Auch neue Verkaufskanäle werden evaluiert: Bereits die Hälfte nutzt „Instagram Shopping”, bei weiteren 23% ist dies geplant; 37% wollen künftig „TikTok Shop” nutzen, und 31% der Händler wollen in Zukunft ihre Kunden mit WhatsApp bedienen (jeweils ca. fünf nutzen diese Plattformen bereits als Vertriebskanäle).
Spannend: „Auch das Navi entwickelt sich zum Verkaufskanal. Geo-Shopping ist eine massive Chance für lokale Händler, auch für kleine Händler ohne eigenen Webshop, auf ihr Sortiment und ihren Standort digital zu verweisen – kostenfrei und mit minimalen digitalen Kenntnissen”, wie Will erklärt.
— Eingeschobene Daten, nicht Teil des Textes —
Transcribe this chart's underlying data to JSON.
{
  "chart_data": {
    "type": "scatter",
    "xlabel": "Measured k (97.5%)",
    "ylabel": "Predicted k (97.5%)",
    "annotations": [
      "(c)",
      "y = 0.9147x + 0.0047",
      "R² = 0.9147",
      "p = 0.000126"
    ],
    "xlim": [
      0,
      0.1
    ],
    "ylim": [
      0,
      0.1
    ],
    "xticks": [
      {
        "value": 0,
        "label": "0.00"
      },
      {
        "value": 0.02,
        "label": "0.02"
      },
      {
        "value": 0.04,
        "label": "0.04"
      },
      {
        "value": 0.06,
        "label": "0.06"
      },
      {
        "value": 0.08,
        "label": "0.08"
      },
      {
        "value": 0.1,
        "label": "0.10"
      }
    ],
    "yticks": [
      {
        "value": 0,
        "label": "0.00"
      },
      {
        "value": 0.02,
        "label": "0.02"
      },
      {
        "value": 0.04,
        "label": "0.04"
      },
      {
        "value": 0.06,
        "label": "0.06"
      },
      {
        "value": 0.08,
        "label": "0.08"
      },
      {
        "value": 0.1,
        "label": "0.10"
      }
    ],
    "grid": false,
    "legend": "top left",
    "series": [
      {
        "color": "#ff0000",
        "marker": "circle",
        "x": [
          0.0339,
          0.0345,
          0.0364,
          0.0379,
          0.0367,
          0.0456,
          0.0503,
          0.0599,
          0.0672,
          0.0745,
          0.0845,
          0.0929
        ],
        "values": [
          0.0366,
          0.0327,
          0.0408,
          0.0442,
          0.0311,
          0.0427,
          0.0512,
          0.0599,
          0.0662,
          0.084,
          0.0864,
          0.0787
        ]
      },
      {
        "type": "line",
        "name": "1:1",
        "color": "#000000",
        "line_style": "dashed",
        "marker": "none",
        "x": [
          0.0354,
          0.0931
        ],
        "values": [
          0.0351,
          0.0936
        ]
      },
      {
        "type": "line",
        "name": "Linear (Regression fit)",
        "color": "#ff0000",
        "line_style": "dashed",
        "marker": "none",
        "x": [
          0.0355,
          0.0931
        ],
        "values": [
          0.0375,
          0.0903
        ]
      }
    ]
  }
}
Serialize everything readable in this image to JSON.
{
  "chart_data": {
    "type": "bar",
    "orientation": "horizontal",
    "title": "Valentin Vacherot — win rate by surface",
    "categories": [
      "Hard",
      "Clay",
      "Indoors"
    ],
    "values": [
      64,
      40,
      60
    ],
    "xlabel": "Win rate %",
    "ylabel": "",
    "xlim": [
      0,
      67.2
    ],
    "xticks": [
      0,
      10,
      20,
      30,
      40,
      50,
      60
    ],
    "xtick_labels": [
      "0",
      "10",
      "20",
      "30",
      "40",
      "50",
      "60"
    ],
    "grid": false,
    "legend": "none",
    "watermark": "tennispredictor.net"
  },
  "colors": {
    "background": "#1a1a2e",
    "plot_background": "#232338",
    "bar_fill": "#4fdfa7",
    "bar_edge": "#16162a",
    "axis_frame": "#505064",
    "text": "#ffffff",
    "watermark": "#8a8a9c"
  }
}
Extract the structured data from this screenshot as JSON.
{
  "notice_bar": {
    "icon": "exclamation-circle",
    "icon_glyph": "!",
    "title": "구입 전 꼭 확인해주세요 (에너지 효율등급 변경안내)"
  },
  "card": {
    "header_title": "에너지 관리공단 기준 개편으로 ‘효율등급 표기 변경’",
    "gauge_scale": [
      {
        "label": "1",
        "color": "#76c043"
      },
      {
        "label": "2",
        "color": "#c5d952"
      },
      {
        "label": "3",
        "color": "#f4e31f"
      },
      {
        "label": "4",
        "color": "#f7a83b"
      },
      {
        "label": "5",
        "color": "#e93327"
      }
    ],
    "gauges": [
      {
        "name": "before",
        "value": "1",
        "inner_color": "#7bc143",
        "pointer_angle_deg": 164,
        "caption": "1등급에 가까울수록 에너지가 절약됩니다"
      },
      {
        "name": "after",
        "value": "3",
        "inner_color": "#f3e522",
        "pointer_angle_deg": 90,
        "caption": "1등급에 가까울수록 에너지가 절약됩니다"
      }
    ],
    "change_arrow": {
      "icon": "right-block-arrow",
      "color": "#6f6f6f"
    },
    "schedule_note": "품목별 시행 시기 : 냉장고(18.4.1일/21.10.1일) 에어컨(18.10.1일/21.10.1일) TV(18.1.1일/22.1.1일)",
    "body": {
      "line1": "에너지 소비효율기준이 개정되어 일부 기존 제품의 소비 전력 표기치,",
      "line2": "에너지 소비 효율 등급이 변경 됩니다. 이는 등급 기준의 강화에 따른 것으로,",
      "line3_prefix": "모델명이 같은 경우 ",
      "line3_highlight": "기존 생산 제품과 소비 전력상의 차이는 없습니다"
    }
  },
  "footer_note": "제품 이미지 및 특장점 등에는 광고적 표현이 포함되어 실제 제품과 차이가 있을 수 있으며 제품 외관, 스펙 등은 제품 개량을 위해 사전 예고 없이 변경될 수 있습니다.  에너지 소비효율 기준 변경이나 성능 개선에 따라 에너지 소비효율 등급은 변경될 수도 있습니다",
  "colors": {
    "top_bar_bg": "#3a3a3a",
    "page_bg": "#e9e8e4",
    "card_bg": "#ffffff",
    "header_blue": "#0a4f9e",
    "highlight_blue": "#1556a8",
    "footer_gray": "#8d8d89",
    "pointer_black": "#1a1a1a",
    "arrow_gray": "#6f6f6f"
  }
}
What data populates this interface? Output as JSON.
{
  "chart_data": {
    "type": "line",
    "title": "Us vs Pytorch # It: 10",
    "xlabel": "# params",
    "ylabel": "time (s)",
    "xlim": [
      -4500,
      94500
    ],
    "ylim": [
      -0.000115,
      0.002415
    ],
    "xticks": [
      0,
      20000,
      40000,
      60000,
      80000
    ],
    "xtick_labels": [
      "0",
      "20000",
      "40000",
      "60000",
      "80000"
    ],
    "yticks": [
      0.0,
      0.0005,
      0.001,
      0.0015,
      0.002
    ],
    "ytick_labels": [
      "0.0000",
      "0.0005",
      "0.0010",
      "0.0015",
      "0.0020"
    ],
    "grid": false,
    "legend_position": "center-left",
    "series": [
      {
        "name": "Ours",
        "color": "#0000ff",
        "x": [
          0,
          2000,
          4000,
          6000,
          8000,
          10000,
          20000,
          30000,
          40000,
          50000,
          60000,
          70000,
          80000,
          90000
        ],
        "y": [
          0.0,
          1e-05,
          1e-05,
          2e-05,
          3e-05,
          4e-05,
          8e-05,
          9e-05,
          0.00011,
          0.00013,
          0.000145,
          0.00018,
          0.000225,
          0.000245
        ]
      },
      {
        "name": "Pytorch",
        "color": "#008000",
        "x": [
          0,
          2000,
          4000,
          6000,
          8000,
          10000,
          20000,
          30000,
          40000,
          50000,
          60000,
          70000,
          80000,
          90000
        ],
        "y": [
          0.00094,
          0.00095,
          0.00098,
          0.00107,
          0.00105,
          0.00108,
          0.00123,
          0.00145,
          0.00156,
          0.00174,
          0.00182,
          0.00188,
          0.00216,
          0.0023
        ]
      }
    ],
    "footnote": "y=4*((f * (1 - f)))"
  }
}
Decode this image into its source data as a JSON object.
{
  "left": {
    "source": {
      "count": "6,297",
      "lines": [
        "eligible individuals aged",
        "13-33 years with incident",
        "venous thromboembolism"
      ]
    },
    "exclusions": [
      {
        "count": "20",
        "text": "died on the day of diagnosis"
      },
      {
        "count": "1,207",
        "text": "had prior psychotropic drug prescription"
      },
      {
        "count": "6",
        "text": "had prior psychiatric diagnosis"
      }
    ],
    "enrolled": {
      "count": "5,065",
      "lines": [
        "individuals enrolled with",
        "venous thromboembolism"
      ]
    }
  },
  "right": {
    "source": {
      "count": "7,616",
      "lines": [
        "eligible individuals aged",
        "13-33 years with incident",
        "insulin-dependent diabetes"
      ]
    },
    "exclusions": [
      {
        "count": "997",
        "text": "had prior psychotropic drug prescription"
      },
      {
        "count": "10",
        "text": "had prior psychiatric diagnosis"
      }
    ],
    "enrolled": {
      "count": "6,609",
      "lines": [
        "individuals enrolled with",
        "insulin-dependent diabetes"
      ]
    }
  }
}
So erwarten mittlerweile 75% der Konsumenten (und 81% der Generation Z) ein vollständiges Profil von Händlern auf Google, 69% empfinden einen gebrandeten Pin auf Google Maps als hilfreich, und 70% fänden es attraktiv, in Google Maps direkt nach Produkten suchen zu können, um passende Händler in der Nähe mit lagernden Exemplaren der gesuchten Produkte angezeigt zu bekommen.
Technisch kein Problem, meint Khan: „Im Google Merchant Center können Händler lokale Warenverfügbarkeiten in Google einspielen und so bei entsprechender Produktsuche der Konsumenten in Google Maps als Händler in der Nähe angezeigt werden.”

Wunsch und Wirklichkeit

Ungenutzte Potenziale ortet die Studie in Sachen kostenplichtiger Same Day-Delivery, die sich 38% der Konsumenten (50% der Generation Z) wünschen, die aber gegenwärtig nur von fünf Prozent der Händler angeboten wird; Scan & Go, also das Scannen und Bezahlen der Ware in der Filiale mit dem eigenen Handy, würden 40% nutzen (Generation Z: 50%) – für 87% Händler mit Filialstandorten ist das hingegen kein Thema, weder heute noch in näherer Zukunft.

Auch Click & Collect mit 24/7-Abholmöglichkeit ist für 50% wichtig (Generation Z: 60%), von den im Desk Research untersuchen Händlern bieten es aktuell jedoch nur 25% an.